Les réquisitoires du ministère public dans l’affaire de l’assassinat du député provincial Daniel Botethi, sont tombés hier au tribunal militaire de garnison de la Gombe, comme une foudre. Des peines de mort distribuées à tous les prévenus, l’organe de la loi a brandi la fermeté à l’égard de ces éléments de la Garde républicaine qui ne sont pas dignes de cette unité des Fardc, pour avoir insécurisé le quartier Ma Campagne et tué la troisième personnalité de la ville de Kinshasa.

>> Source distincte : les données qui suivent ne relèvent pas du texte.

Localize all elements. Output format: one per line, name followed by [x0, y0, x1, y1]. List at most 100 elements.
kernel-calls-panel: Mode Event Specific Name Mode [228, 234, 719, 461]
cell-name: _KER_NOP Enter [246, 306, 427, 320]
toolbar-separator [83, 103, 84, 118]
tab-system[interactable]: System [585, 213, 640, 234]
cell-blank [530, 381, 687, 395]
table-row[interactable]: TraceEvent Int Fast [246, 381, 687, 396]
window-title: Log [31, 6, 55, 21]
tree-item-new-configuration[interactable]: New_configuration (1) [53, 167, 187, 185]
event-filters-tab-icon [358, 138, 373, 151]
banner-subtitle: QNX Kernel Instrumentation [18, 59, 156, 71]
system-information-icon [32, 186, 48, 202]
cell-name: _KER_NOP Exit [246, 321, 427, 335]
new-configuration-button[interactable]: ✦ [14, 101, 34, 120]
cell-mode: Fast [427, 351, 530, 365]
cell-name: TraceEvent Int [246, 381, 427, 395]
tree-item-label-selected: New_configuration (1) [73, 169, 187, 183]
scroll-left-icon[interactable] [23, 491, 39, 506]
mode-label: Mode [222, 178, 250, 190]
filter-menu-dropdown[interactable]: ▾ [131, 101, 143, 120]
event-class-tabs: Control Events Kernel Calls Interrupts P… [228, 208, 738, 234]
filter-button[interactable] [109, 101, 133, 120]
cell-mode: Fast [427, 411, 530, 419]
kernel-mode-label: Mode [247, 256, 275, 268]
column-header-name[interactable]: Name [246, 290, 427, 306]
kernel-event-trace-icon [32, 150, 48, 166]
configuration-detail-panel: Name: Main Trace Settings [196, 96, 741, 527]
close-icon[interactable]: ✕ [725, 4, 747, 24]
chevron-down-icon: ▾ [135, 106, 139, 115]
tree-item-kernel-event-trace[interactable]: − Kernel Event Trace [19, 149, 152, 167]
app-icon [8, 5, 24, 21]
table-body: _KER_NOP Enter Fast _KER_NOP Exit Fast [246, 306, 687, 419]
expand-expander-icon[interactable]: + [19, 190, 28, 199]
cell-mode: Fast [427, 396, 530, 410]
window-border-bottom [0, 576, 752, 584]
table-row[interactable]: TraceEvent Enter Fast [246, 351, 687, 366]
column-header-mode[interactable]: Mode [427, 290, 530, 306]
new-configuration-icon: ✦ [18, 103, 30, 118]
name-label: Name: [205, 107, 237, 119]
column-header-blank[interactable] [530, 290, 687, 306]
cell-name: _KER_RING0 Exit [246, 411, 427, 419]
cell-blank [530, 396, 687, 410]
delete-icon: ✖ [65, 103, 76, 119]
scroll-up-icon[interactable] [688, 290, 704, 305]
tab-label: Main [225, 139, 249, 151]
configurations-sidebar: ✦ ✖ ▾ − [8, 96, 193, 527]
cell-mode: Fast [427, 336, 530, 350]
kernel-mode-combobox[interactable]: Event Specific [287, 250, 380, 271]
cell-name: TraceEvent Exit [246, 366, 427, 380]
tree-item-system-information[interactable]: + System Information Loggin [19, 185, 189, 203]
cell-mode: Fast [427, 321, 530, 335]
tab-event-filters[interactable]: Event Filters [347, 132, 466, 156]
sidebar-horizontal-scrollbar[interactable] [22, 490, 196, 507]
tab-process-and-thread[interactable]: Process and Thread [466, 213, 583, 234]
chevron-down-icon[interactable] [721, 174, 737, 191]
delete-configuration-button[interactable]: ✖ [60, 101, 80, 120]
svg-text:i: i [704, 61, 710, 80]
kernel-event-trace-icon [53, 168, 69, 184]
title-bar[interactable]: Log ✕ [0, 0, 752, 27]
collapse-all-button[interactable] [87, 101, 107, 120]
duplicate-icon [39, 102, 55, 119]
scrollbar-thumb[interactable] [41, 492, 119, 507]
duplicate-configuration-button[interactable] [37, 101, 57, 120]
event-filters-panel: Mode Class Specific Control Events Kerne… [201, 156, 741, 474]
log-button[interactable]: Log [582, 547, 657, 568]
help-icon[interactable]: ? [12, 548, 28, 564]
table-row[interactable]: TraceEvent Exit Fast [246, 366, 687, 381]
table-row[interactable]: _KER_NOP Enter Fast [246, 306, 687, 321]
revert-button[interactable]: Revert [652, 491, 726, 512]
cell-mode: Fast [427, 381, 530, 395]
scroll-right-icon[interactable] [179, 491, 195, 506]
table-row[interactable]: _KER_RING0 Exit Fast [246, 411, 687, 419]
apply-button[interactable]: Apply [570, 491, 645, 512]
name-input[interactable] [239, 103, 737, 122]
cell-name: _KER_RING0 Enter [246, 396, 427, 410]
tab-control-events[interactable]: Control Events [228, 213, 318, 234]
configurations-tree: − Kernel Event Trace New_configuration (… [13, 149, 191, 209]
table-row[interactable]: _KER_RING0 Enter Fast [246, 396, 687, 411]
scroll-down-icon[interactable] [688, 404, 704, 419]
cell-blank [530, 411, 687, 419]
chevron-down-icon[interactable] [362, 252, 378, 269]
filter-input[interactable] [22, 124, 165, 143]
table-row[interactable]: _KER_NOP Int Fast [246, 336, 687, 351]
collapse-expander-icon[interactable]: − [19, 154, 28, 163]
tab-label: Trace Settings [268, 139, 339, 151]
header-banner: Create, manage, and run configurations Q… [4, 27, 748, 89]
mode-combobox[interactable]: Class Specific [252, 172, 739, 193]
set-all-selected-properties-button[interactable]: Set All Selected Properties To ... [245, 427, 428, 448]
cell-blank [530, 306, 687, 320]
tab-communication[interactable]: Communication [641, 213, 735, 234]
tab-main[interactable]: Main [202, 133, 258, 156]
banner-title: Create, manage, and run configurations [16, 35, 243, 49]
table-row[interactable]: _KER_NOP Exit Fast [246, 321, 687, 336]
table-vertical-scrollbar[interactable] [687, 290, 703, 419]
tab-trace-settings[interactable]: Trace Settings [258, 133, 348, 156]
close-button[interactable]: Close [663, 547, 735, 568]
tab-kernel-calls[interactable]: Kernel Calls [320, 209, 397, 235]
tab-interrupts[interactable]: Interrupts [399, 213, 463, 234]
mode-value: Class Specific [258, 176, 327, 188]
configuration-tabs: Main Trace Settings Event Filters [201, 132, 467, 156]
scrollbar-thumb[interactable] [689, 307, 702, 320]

Ainsi il a requis la peine capitale contre Patrick Mwewa alias Kongo Bololo, Kadi Munung, Inoki Lesene, Ngoy Kasongo alias Moto ya Katanga, les lieutenants Mungongo et Kalonji wa Kalonji. Il est demeuré clément à l’égard de Junior Sushungu, agent d’une maison de communication, pour lequel il a sollicité l’élargissement pur et simple, faute d’éléments compromettants à sa charge.
Pour l’association des malfaiteurs et le meurtre, la sanction extrême L’auditeur militaire de garnison de Ngaliema qui faisait office de ministère public, a scindé ses réquisitoires en trois infractions principales.
Dans le panier de la prévention d’association des malfaiteurs, il a regroupé Kadi Munung comme chef de bande, et ses comparses Patrick Mwewa alias Kongo Bololo, Inoki Lesene, Ngoy Kasongo alias Moto ya Katanga, Fidèle Ilunga alias Decastro Leguenda, les lieutenants Kalonji wa Kalonji et Mungongo, ainsi que Manseba non autrement identifié en fuite.
Pour ce groupe d’inciviques, il a requis la peine de mort. La sanction extrême a également été requise pour les mêmes prévenus à l’exception des lieutenants Kalonji wa Kalonji et Mungongo pour le meurtre du vice-président de l’Assemblée provinciale de Kinshasa Daniel Botethi. Pour ces deux officiers du Bataillon agri et pêche de la Garde républicaine, l’organe de la loi a sollicité leur condamnation chacun à 20 ans de servitude pénale principale.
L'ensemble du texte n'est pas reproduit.